From a television analyst’s perspective, the ratings were extremely impressive. The show was only doing an average of around 1.6 with the unbelievably strong WWE RAW lead-in. No other show on Spike TV could feed ‘Ultimate Fighter’ a 4.0 rating, so the Saturday night finale was already considered quite a risk. Coupled with the fact that the finale was, in terms of VIEWERS (not households) the most watched episode of the series, Spike TV and UFC were enthusiastic about the number. The show also performed very well in many key demographics.
More importantly, even though the show only did a 1.9 cable rating, the actual fight segments were generally strong – the final 90 minutes averaged over a 2.0. The show was filled with a lot of fluff to fill the extremely large timeslot, which was undoubtedly a factor in holding the rating slightly down. If the first half hour were chopped off, the rating would have been over a 2.0.
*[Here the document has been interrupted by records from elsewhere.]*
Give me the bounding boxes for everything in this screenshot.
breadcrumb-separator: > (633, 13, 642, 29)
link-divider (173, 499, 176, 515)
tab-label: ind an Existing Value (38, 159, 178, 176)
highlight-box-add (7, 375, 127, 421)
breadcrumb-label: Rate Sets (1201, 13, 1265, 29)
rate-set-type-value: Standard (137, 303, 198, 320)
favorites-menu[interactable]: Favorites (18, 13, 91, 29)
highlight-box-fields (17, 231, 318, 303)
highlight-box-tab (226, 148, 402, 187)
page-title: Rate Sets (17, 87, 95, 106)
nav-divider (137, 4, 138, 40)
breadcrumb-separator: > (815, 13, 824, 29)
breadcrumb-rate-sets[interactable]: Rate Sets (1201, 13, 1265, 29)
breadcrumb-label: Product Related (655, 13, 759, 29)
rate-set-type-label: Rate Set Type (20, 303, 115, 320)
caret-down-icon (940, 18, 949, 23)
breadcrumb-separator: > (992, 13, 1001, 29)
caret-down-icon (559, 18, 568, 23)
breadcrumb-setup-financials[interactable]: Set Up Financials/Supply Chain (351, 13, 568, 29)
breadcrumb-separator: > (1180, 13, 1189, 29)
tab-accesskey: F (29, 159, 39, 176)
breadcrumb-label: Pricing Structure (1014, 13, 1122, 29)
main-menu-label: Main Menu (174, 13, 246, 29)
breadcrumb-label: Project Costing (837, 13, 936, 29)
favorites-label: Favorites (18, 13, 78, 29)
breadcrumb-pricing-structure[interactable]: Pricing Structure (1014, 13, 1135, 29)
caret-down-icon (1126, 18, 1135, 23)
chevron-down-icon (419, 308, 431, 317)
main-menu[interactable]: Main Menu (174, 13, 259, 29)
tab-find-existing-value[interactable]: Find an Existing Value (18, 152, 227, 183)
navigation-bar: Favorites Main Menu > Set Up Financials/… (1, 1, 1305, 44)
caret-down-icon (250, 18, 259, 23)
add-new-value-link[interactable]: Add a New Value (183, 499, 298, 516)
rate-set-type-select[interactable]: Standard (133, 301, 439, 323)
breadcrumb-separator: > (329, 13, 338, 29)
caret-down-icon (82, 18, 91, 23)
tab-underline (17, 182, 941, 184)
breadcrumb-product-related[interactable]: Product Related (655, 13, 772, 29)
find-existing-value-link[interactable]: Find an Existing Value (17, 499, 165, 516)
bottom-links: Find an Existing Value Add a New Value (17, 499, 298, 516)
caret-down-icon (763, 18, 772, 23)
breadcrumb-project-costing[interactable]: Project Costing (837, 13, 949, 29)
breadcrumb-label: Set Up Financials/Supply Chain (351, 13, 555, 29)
The fact that Spike TV and UFC have trumpted the show’s ratings and begun to push a second season of the show indicates there was simply no disappointment. The show was considered a great success and was of such a high quality that a show without WWE’s strong lead-in could still post a solid 1.9 rating. At the very worst, the show performed “really well.” A fair and objective interpretation notes that the show as a great success.